We are all highly trained and we have all given up a lot in our lives to gain our expertise, and despite what the likes of Barney Frank would have you believe we cannot be replaced by Community College diplomates or affirmative action graduates.

What we need to do is fight for what we are paid, and what we are worth. Health care reform is going to make this problem worse -- so I suggest we join forces and fight for ourselves. If we were all paid what we were worth then this discussion wouldn't be had.

furrydoc said...

I think the surgeons and their highly paid liability carriers would much prefer their pre-op clearances be done by physicians.

If no resident is available to do the admitting H & P for somebody having an elective procedure, then the PA will make a perfectly adequate scribe.
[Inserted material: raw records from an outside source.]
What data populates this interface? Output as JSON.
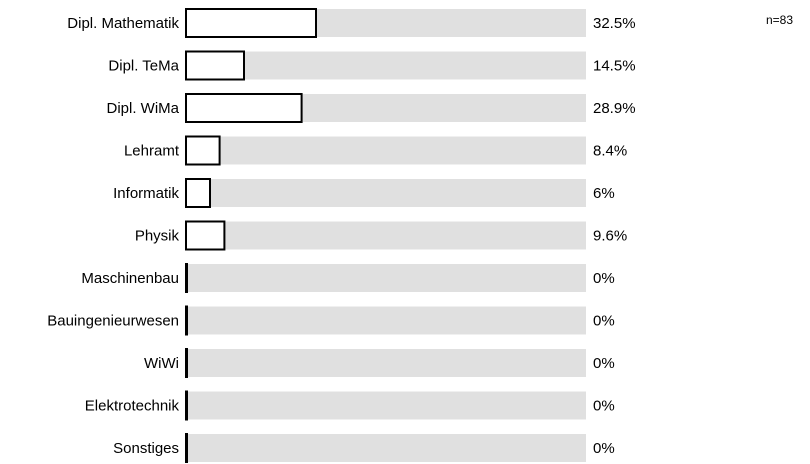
{
  "chart_data": {
    "type": "bar",
    "orientation": "horizontal",
    "categories": [
      "Dipl. Mathematik",
      "Dipl. TeMa",
      "Dipl. WiMa",
      "Lehramt",
      "Informatik",
      "Physik",
      "Maschinenbau",
      "Bauingenieurwesen",
      "WiWi",
      "Elektrotechnik",
      "Sonstiges"
    ],
    "values": [
      32.5,
      14.5,
      28.9,
      8.4,
      6,
      9.6,
      0,
      0,
      0,
      0,
      0
    ],
    "value_labels": [
      "32.5%",
      "14.5%",
      "28.9%",
      "8.4%",
      "6%",
      "9.6%",
      "0%",
      "0%",
      "0%",
      "0%",
      "0%"
    ],
    "xlim": [
      0,
      100
    ],
    "n_label": "n=83",
    "colors": {
      "bar_fill": "#ffffff",
      "bar_stroke": "#000000",
      "track": "#e0e0e0"
    }
  }
}
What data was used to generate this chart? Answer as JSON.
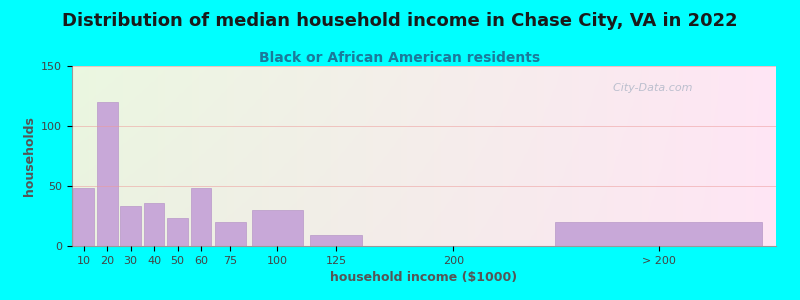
{
  "title": "Distribution of median household income in Chase City, VA in 2022",
  "subtitle": "Black or African American residents",
  "xlabel": "household income ($1000)",
  "ylabel": "households",
  "background_outer": "#00FFFF",
  "bar_color": "#c8a8d8",
  "bar_edge_color": "#b898c8",
  "title_fontsize": 13,
  "subtitle_fontsize": 10,
  "axis_label_fontsize": 9,
  "tick_fontsize": 8,
  "ylim": [
    0,
    150
  ],
  "yticks": [
    0,
    50,
    100,
    150
  ],
  "watermark": "  City-Data.com",
  "brackets": [
    [
      0,
      10,
      "10"
    ],
    [
      10,
      10,
      "20"
    ],
    [
      20,
      10,
      "30"
    ],
    [
      30,
      10,
      "40"
    ],
    [
      40,
      10,
      "50"
    ],
    [
      50,
      10,
      "60"
    ],
    [
      60,
      15,
      "75"
    ],
    [
      75,
      25,
      "100"
    ],
    [
      100,
      25,
      "125"
    ],
    [
      125,
      75,
      "200"
    ],
    [
      200,
      100,
      "> 200"
    ]
  ],
  "values": [
    48,
    120,
    33,
    36,
    23,
    48,
    20,
    30,
    9,
    0,
    20
  ]
}
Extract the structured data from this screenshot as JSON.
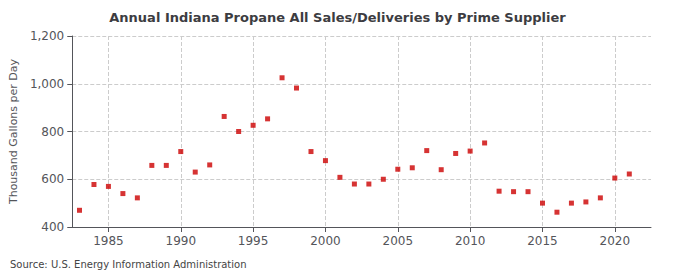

The distinction between what requires thinking and reasoning from basic principles and what requires implementation of automatic protocols remains ill-defined. If the American College of Surgeons notion of medical care is one of processing a patient through their hospitalization, then they are probably right, at least until something goes awry. If the concept of primary care is closer to reality, meaning having a patient referred to those surgeons properly evaluated with the role of surgery integrated into a long term plan for each patient, then they probably still need physicians to be doing the medical care.